The Dallas Morning News

U.S. Chased Villa into mythology, filmmaker says
November 27, 1993
by Rick Nathanson

    The American soldiers who chased Pancho Villa across the northern Mexico in response to a brutal 1916 raid on Columbus, N.M., inadvertently helped create the myth that still surrounds the revolutionary figure.
    The Punitive Expedition, as it was called, "served only to elevate Villa to legendary status far beyond what he would have achieved had they not gone after him," says Albuquerque native Paul Espinosa, a producer of the recent PBS documentary The Hunt for Pancho Villa.
    The documentary underscores how misinformed U.S. politicians and the military establishment were about the Mexican culture, and how ill-equipped U.S. forces were to cope with and navigate the rough desert Mexican terrain, Mr. Espinosa said.
    Mr. Espinosa, 43, said he chose Villa for a documentary because Americans recognize him as the best-known figure of the Mexican Revolution.
    The documentary depicts Villa as an enigmatic character, a Mexican Robin Hood who initially was friendly towards the United States and respectful of its holding south of the border. Hugh Scott, chief of staff for President Woodrow Wilson, predicted that Villa would be "the George Washington of Mexico."
    Indeed, Villa had won a series of military victories during the Mexican Revolution and had emerged as a national figure. No wonder he was convinced that the United States would recognize him as Mexico's legitimate leader.
    If there is an omission in the documentary, it's in the explanation of why the United States in 1915 suddenly threw its support behind Villa's rival, Venustiano Carranza.
    Mr. Espinosa said that people who ponder that "share Pancho Villa's sentiments. The only explanation would seem to be that people in Wilson's administration thought Carranza was easier to deal with than Villa. Carranza was an educated former governor of a Mexican state, and Villa was an unpredictable, semiliterate guerilla fighter."
    Villa felt further betrayed, Mr. Espinosa said, when he discovered that the United States was secretly helping Carranza's troops defeat Villa's fighters and when the United States placed an arms embargo on Villa, cutting off his supply from border towns such as Columbus.
    Villa's raid on Columbus left 17 Americans dead. Mr. Wilson, preoccupied by a presidential election sent Gen.

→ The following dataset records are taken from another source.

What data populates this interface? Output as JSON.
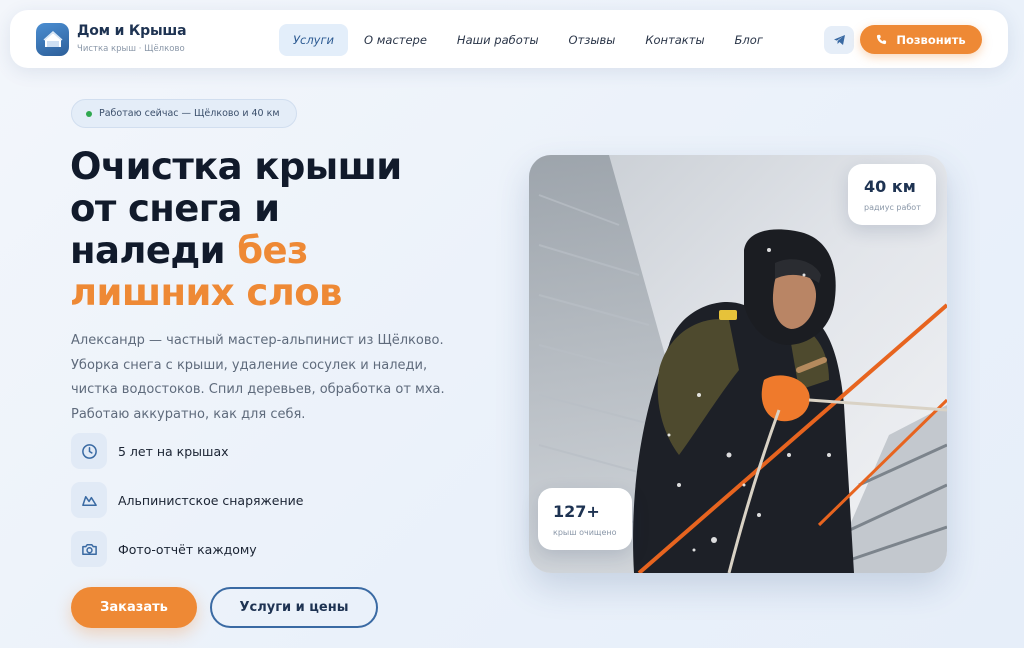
{
  "brand": {
    "title": "Дом и Крыша",
    "subtitle": "Чистка крыш · Щёлково"
  },
  "nav": {
    "items": [
      {
        "label": "Услуги",
        "active": true
      },
      {
        "label": "О мастере"
      },
      {
        "label": "Наши работы"
      },
      {
        "label": "Отзывы"
      },
      {
        "label": "Контакты"
      },
      {
        "label": "Блог"
      }
    ]
  },
  "header": {
    "telegram_icon": "telegram-icon",
    "call_label": "Позвонить"
  },
  "hero": {
    "status": "Работаю сейчас — Щёлково и 40 км",
    "headline_lines": [
      "Очистка крыши",
      "от снега и",
      "наледи"
    ],
    "headline_accent_1": "без",
    "headline_accent_2": "лишних слов",
    "lead": "Александр — частный мастер-альпинист из Щёлково. Уборка снега с крыши, удаление сосулек и наледи, чистка водостоков. Спил деревьев, обработка от мха. Работаю аккуратно, как для себя.",
    "features": [
      {
        "icon": "clock-icon",
        "label": "5 лет на крышах"
      },
      {
        "icon": "mountain-icon",
        "label": "Альпинистское снаряжение"
      },
      {
        "icon": "camera-icon",
        "label": "Фото-отчёт каждому"
      }
    ],
    "order_label": "Заказать",
    "services_label": "Услуги и цены"
  },
  "stats": {
    "radius_value": "40 км",
    "radius_label": "радиус работ",
    "roofs_value": "127+",
    "roofs_label": "крыш очищено"
  },
  "colors": {
    "accent": "#ee8935",
    "primary": "#1e3352",
    "status_dot": "#2fa84f"
  }
}
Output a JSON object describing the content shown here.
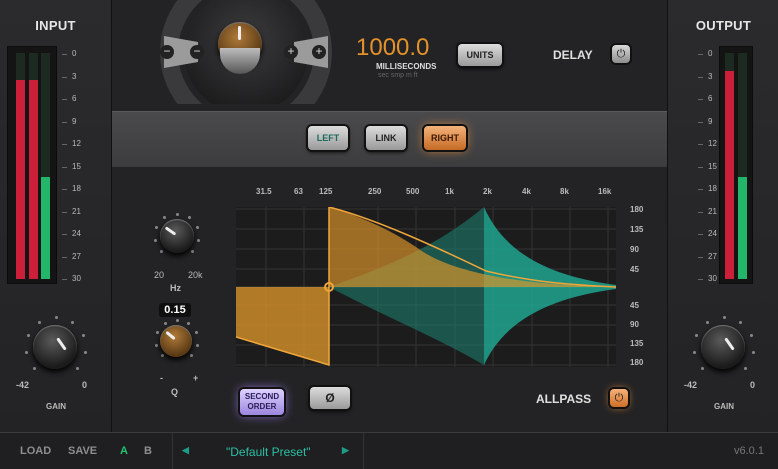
{
  "input": {
    "title": "INPUT",
    "gain_label": "GAIN",
    "gain_min": "-42",
    "gain_max": "0",
    "scale": [
      "0",
      "3",
      "6",
      "9",
      "12",
      "15",
      "18",
      "21",
      "24",
      "27",
      "30"
    ],
    "meter_levels": [
      0.88,
      0.88,
      0.45
    ],
    "meter_colors": [
      "#cc1f3a",
      "#cc1f3a",
      "#23b56a"
    ]
  },
  "output": {
    "title": "OUTPUT",
    "gain_label": "GAIN",
    "gain_min": "-42",
    "gain_max": "0",
    "scale": [
      "0",
      "3",
      "6",
      "9",
      "12",
      "15",
      "18",
      "21",
      "24",
      "27",
      "30"
    ],
    "meter_levels": [
      0.92,
      0.45
    ],
    "meter_colors": [
      "#cc1f3a",
      "#23b56a"
    ]
  },
  "delay": {
    "value": "1000.0",
    "unit": "MILLISECONDS",
    "unit_options": "sec  smp  m  ft",
    "units_button": "UNITS",
    "label": "DELAY",
    "power_glyph": "⏻"
  },
  "channels": {
    "left": "LEFT",
    "link": "LINK",
    "right": "RIGHT",
    "active": "RIGHT"
  },
  "filter": {
    "freq_min": "20",
    "freq_max": "20k",
    "hz_label": "Hz",
    "q_value": "0.15",
    "q_min": "-",
    "q_max": "+",
    "q_label": "Q",
    "second_order": "SECOND ORDER",
    "phase": "Ø",
    "allpass": "ALLPASS",
    "allpass_power": "⏻"
  },
  "graph": {
    "freq_labels": [
      "31.5",
      "63",
      "125",
      "250",
      "500",
      "1k",
      "2k",
      "4k",
      "8k",
      "16k"
    ],
    "phase_labels_top": [
      "180",
      "135",
      "90",
      "45"
    ],
    "phase_labels_bottom": [
      "45",
      "90",
      "135",
      "180"
    ]
  },
  "bottom": {
    "load": "LOAD",
    "save": "SAVE",
    "a": "A",
    "b": "B",
    "prev": "◀",
    "next": "▶",
    "preset": "\"Default Preset\"",
    "version": "v6.0.1"
  },
  "colors": {
    "accent_orange": "#e39a2a",
    "accent_teal": "#1fb79d",
    "green": "#23b56a",
    "red": "#cc1f3a"
  }
}
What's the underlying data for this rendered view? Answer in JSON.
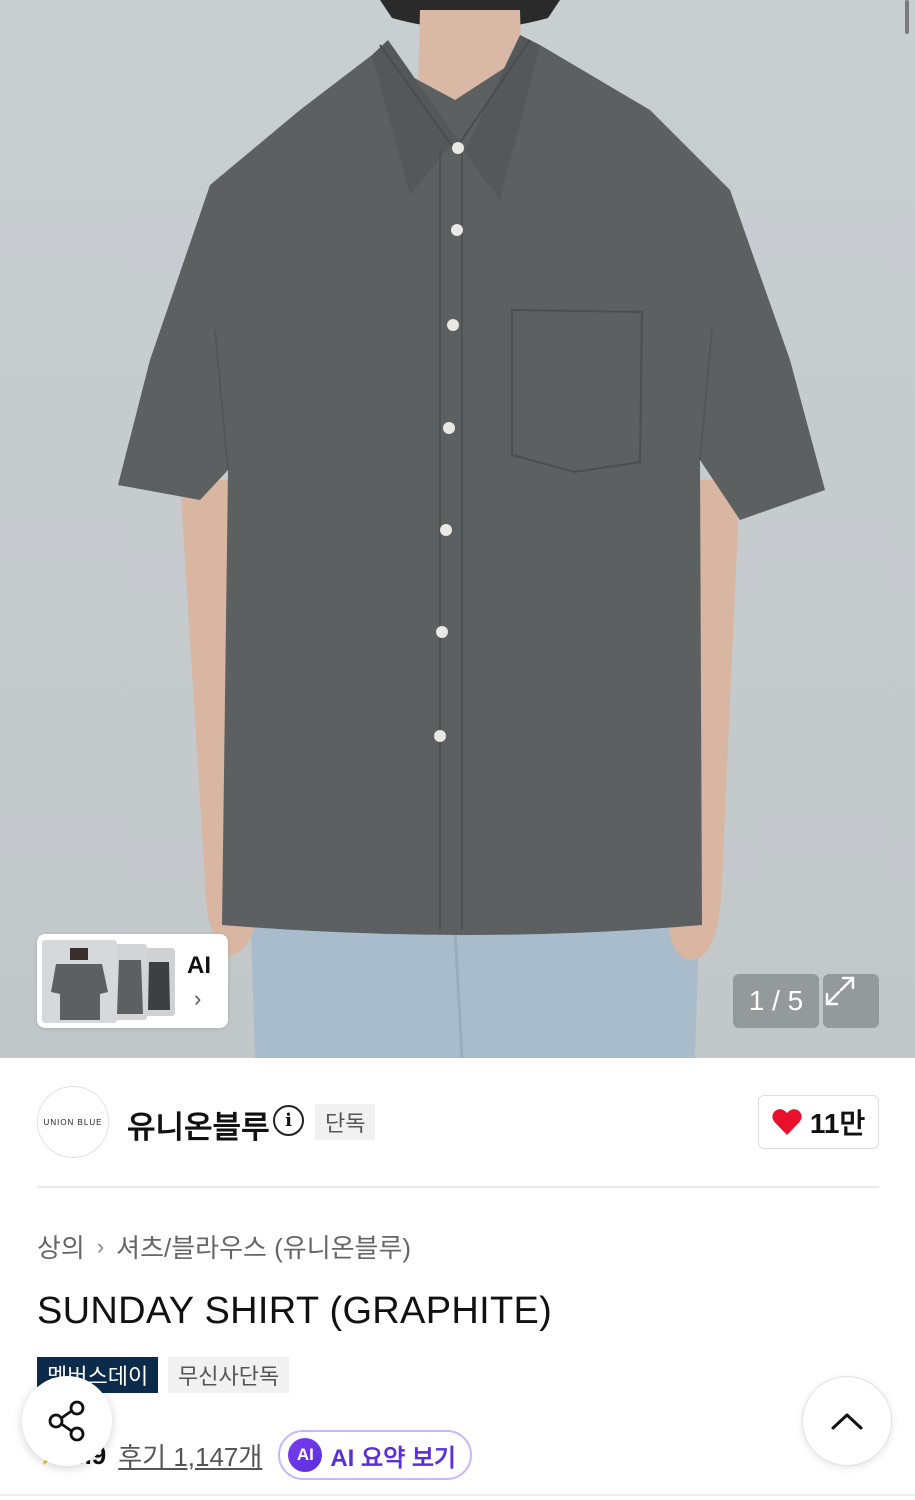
{
  "gallery": {
    "counter": "1 / 5",
    "ai_label": "AI",
    "ai_chevron": "›"
  },
  "brand": {
    "logo_text": "UNION BLUE",
    "name": "유니온블루",
    "info_glyph": "i",
    "exclusive_tag": "단독",
    "likes": "11만"
  },
  "product": {
    "breadcrumb": [
      "상의",
      "셔츠/블라우스 (유니온블루)"
    ],
    "breadcrumb_sep": "›",
    "title": "SUNDAY SHIRT (GRAPHITE)",
    "badges": {
      "member": "멤버스데이",
      "exclusive": "무신사단독"
    },
    "rating": "4.9",
    "reviews": "후기 1,147개",
    "ai_summary": {
      "icon": "AI",
      "label": "AI 요약 보기"
    }
  },
  "icons": {
    "expand": "expand-icon",
    "heart": "heart-icon",
    "share": "share-icon",
    "scroll_top": "chevron-up-icon",
    "star": "star-icon",
    "info": "info-icon"
  },
  "colors": {
    "heart": "#e8102a",
    "member_badge": "#0c2b4a",
    "ai_purple": "#5a2fd8",
    "shirt": "#5d6061"
  }
}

John Pershing to the border to wage a Punitive Expedition to apprehend Villa -- dead or alive.
    Pershing's expedition was "the last of the old and the first of the new," said Louis Ray Sadler, a historian at New Mexico State University in Las Cruces who spoke in the documentary. "This is the last great cavalry operation in the United States Army."
    In the largest mobilization of American troops since the Civil War, Pershing stationed 150,000 soldiers along the border from Texas to California. Some 12,000 troops crossed into Mexico, where old technology melded with new, Mr. Espinosa said.
    More than 8,000 horses carried soldiers armed with rifle-mounted bayonets. They were joined by the latest in the U.S. military might: 600 trucks, 250 armored vehicles and eight airplanes.
    Mexico and the United States had an agreement allowing law enforcement authorities or military personnel to cross each other's borders to pursue criminals.
    "Wilson used this as an excuse for the protracted excursion," Mr. Espinosa said. "Mexico regarded it as an invasion."
    The U.S. military was unable to capture or kill Villa. In fact, Mr. Espinosa said, "they never even sighted him, in part because Villa knew the terrain like the back of his hand," while the Americans "ignorant of the geography and culture."
    Pershing and other American leaders underestimated the broad base of support that Villa had among the people; they underestimated the difficulty of operating in the harsh northern Mexico desert; and they underestimated the resentment the Mexican people had towards the U.S. presence in their country.
    That resentment erupted in several towns where residents attacked and killed U.S. soldiers looking for Villa.
    After a fruitless 11-month search for Villa, U.S. military and political leaders were looking for a face-saving way to end the expedition.
    They found it after two battles between the soldiers of Carranza and Villa, in which Villa experienced heavy losses and was forced to vanish into the desert. Pershing publically declared the Punitive Expedition a victory and his troops returned north of the border.
    In 1920, Villa laid down his arms in exchange for amnesty and land. He was assassinated three years later.